Superworm is 2021 British short computer animated TV film based on the 2012 picture book of the same name written by Julia Donaldson and illustrated by Axel Scheffler.

Directed by Jac Hamman and Sarah Scrimgeour, the film was produced by Martin Pope and Barney Goodland of Magic Light Pictures and was adapted from the book by Max Lang and Suzanne Lang, with the score composed by René Aubry.

The film stars Olivia Colman, Matt Smith, Rob Brydon, Kobna Holdbrook-Smith, Patricia Allison and Cariad Lloyd. The film was first broadcast on BBC One on 25 December 2021.

Plot 

Superworm is super-long and super-strong always helping out other animals and insects with his super-body.

An evil wizard wants Superworm to dig a tunnel and find hidden treasure. He sends his crow to capture Superworm.

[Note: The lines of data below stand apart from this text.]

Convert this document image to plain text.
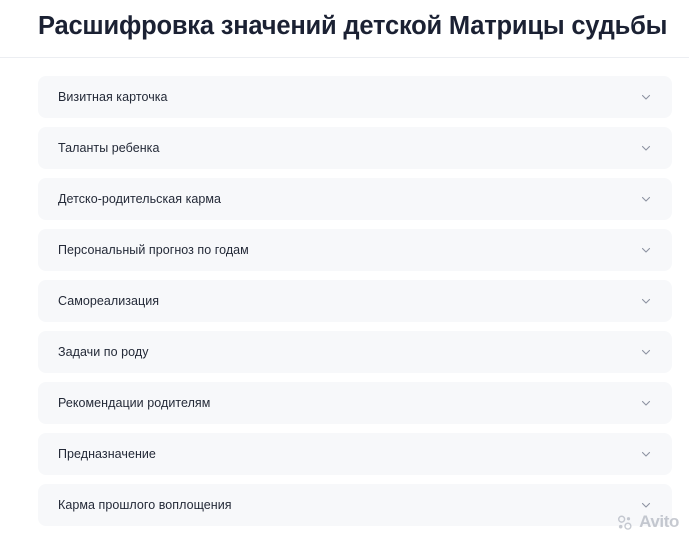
Расшифровка значений детской Матрицы судьбы
Визитная карточка
Таланты ребенка
Детско-родительская карма
Персональный прогноз по годам
Самореализация
Задачи по роду
Рекомендации родителям
Предназначение
Карма прошлого воплощения
Avito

It is left to the animals and insects to repay the kindness Superworm showed to them by rescuing him.

Voice cast 

 Olivia Colman as the narrator 
 Matt Smith as Superworm 
 Patricia Allison as Butterfly
 Kobna Holdbrook-Smith as Wizard Lizard
 Rob Brydon as Crow
 Paul Thornley as Papa Toad & Beetle
 Cariad Lloyd as Mama Toad
 Felix Tandon as Baby Toad
 Samara Sutariya as Skipping Beetle
 Lizzie Waterworth-Santo as Spider

Reception 
Helen Brown of The Daily Telegraph gave the film a positive review.